Mitgedicht, der zweite Akt
Das Zirkusrund liegt im Dämmerlicht.
Selbst die Anwesenheit des Publikums, lässt sich nur erahnen.
Alles ist still.
Trommeln und Trompeten stehen unbewegt beiseite und die Kapelle hat die goldbetressten Kappen abgenommen. Gespanntes Schweigen füllt die Zirkuskuppel.
Ein einzelnes, unterdrücktes Husten, schlüpft verschämt unter die Sitzreihen und huscht davon.
Dann, wie aus dem Nichts, erhebt sich leise der Klang einer Violine.
Nur eine, allein am Rand der Manege.
Eine zarte Melodie, wie ein Tanz der Töne, windet sich durch die Luft und mit ihr hebt sich ein einzelnes Licht. Ein Kegel aus Helligkeit umschließt die Tänzerin, die, vom Publikum unbemerkt, den breiten Manegenrand betreten hat.

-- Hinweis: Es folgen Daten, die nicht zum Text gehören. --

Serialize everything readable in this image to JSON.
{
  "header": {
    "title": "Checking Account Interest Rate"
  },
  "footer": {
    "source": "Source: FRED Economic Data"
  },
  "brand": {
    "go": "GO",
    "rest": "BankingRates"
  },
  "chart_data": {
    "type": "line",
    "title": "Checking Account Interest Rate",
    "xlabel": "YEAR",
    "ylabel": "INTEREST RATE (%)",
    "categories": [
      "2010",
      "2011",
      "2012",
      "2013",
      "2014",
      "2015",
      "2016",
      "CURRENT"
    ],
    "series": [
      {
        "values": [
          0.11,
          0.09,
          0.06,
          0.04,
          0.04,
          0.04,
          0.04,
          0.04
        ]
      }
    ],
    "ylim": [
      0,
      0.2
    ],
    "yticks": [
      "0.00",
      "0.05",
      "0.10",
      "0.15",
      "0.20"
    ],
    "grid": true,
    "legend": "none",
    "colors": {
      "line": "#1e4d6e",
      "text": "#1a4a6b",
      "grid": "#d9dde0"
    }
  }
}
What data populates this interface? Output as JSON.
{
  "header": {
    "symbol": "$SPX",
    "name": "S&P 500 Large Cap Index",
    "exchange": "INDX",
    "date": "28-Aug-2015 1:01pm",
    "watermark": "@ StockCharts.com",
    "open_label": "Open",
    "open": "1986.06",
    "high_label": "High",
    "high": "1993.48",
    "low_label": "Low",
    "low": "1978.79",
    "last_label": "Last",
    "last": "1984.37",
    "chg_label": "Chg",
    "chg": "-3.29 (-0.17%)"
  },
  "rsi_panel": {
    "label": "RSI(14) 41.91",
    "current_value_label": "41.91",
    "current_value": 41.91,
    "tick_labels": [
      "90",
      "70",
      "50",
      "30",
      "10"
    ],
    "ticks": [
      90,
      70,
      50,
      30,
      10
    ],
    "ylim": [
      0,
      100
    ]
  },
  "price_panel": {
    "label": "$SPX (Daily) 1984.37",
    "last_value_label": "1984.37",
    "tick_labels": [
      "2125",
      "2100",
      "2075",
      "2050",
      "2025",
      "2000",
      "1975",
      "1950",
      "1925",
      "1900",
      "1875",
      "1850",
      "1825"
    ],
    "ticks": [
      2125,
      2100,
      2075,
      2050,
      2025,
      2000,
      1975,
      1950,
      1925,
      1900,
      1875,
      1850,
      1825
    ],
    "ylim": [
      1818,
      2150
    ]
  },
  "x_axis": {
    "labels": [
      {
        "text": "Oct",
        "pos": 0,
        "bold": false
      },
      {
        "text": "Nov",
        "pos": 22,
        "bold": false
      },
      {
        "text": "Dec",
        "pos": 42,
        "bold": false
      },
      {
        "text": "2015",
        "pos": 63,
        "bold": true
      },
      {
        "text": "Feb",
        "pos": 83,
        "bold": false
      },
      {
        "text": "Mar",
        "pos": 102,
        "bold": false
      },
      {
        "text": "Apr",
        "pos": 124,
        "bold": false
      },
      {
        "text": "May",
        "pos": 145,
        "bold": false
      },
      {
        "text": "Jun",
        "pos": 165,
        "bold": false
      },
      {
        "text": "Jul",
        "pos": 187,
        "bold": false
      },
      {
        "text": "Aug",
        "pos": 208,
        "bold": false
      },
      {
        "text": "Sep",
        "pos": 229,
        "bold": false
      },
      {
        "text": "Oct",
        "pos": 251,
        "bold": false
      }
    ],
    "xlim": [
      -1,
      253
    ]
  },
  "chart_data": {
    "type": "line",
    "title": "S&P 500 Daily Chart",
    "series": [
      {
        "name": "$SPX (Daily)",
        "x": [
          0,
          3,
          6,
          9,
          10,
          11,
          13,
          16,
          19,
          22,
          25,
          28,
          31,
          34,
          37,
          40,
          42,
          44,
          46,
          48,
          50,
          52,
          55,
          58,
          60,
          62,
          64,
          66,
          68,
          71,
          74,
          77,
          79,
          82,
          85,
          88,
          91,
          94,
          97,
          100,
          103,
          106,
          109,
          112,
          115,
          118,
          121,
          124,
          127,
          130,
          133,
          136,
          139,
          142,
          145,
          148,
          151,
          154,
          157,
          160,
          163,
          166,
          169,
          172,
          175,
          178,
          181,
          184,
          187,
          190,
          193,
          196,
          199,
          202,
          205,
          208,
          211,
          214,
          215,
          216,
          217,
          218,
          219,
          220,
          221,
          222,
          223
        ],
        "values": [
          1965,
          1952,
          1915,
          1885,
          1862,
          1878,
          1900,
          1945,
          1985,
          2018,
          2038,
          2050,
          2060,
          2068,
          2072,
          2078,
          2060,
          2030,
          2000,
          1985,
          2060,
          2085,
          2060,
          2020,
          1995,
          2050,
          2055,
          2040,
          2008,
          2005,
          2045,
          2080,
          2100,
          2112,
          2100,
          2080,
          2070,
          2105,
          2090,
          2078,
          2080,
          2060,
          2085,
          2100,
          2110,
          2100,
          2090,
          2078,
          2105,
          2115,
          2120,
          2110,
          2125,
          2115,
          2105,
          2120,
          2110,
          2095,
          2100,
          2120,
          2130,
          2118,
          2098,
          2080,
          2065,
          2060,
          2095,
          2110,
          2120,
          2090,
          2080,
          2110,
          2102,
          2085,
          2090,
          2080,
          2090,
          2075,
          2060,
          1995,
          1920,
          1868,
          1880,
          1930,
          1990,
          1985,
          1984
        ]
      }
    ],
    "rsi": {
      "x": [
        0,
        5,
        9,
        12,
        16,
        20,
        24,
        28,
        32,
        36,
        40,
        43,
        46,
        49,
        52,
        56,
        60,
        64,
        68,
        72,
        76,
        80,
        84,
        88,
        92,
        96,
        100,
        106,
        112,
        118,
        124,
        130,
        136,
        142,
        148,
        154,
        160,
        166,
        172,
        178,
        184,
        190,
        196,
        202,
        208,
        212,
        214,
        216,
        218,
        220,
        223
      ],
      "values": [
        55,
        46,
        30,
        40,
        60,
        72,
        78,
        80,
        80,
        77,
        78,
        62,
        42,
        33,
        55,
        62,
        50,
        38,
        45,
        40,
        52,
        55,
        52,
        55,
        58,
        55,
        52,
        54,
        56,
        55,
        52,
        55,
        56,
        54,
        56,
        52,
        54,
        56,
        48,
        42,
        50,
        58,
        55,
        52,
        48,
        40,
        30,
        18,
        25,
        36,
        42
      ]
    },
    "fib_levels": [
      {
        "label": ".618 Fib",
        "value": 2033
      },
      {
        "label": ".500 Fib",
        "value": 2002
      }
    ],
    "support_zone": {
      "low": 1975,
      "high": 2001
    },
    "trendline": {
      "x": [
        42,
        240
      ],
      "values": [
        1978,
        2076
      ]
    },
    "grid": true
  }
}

Ihr kurzes Kleid aus buntem Chiffon, zierlichen Füße in roten Schläppchen und das lange Haar in sanften Wellen, die, im gleißenden Scheinwerferlicht, fast golden anmuten. Und in der Hand, ein Schmetterlingsnetz.
Aufrecht steht sie da, und stolz...
...wie eine zarte Blume, auf dem rauen Rand aus Holz.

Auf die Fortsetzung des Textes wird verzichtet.